Eso significa que la compra de Globalstar no convertiría de la noche a la mañana a Amazon en un rival equivalente a Starlink en banda ancha satelital de consumo. Pero sí podría reforzar varias piezas críticas: espectro, licencias, red terrestre, activos espaciales y experiencia directa en conectividad satelital móvil. En un mercado donde la competencia ya no se limita al internet rural y empieza a mezclarse con servicios directos al dispositivo, emergencias, mensajería y comunicaciones híbridas, esa suma puede ser más valiosa de lo que sugieren solo los recuentos de satélites. Esa es una inferencia razonable a partir de la posición de Amazon Leo y de los planes industriales de Globalstar, aunque no haya sido expresada así de forma oficial por las compañías.

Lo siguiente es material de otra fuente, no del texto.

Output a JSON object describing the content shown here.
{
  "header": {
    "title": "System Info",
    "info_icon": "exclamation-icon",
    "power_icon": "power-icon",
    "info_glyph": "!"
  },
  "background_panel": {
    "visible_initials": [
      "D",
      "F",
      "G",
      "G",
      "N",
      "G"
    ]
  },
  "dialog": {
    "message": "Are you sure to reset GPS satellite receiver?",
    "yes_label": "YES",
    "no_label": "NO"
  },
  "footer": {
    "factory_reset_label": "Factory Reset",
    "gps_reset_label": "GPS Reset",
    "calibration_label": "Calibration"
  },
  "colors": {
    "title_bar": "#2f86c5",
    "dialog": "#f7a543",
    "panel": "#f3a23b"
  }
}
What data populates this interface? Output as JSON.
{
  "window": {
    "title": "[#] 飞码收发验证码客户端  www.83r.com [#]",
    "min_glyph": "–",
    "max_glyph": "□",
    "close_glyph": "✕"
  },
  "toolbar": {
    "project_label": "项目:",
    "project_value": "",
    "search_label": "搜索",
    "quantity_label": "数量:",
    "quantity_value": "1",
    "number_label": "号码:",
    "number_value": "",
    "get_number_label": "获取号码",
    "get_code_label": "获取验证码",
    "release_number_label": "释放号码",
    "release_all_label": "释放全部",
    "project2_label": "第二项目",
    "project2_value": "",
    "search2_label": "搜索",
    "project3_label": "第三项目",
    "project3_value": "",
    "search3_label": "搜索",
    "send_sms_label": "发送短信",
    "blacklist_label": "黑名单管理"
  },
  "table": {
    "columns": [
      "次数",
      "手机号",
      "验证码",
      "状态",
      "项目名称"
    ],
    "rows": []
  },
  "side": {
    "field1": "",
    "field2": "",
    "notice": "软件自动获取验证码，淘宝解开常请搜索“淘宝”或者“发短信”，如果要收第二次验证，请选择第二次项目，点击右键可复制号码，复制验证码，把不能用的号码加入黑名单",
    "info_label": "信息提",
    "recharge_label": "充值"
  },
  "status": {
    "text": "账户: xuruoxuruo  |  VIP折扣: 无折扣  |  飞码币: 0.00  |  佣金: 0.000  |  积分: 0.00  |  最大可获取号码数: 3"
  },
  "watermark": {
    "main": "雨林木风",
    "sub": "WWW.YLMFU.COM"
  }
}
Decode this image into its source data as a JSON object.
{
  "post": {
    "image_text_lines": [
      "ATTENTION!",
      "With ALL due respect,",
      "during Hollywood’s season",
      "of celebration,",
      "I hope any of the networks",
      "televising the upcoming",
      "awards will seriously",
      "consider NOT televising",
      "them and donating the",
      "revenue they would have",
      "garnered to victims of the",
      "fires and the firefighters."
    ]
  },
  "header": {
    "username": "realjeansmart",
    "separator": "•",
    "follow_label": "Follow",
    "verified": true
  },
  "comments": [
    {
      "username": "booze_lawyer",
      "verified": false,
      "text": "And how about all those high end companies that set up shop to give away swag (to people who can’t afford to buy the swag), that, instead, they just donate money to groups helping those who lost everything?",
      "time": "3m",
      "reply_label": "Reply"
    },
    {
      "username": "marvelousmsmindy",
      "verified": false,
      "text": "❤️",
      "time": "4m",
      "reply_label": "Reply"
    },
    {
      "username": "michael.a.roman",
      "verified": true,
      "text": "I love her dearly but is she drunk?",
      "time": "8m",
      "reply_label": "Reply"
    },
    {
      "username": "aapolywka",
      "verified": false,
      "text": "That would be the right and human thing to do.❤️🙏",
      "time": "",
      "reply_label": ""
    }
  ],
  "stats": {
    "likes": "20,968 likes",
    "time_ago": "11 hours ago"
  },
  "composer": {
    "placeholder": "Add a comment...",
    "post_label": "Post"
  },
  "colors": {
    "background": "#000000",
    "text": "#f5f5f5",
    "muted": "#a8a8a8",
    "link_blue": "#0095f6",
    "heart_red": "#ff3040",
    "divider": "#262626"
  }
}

Qué está realmente en juego

La posible operación también revela algo más profundo: la conectividad satelital ya no se ve solo como un negocio de nicho para zonas remotas. Amazon Leo se presenta como una infraestructura global para llevar internet donde no llegan las redes tradicionales. Globalstar trabaja en servicios satelitales móviles y en una red ampliada con nuevos satélites y más capacidad. Apple usa esa capa como soporte de funciones críticas en sus dispositivos. Y Starlink ha demostrado que el mercado puede crecer a gran velocidad cuando la escala técnica acompaña.

Por eso la clave no está solo en si Amazon compra o no compra Globalstar, sino en el mensaje que manda al sector. La carrera espacial comercial ya no gira únicamente en torno a lanzar más satélites, sino en controlar la cadena completa: órbita, espectro, terminales, gateways, fibra terrestre, nube y acuerdos con fabricantes de dispositivos. Y ahí Amazon tiene músculo financiero, infraestructura cloud y ambición suficiente para intentar recortar distancias.

Preguntas frecuentes

¿Está confirmada la compra de Globalstar por Amazon?
No. Lo que existe por ahora es una información publicada por el Financial Times y recogida por Reuters sobre conversaciones avanzadas por unos 9.000 millones de dólares. No hay anuncio oficial de cierre.

¿Qué ganaría Amazon con Globalstar?
Podría ganar activos satelitales, infraestructura terrestre, experiencia en servicios móviles por satélite y una posición más fuerte en conectividad directa y MSS, además de acelerar su despliegue frente a competidores más maduros. Esa lectura se basa en los activos y planes declarados por ambas compañías.

¿Apple puede bloquear o complicar la operación?
Puede complicarla claramente. Apple anunció en 2024 una inversión de hasta 1.500 millones de dólares en Globalstar, incluida la compra de cerca del 20 % del capital, lo que la convierte en un actor clave en cualquier negociación.

¿Serviría esta compra para igualar de inmediato a Starlink?
No. Amazon Leo acaba de superar los 200 satélites en órbita y aspira a una constelación inicial de más de 3.000, mientras Starlink sigue operando en una escala muy superior. La compra reforzaría a Amazon, pero no cerraría por sí sola la brecha de despliegue.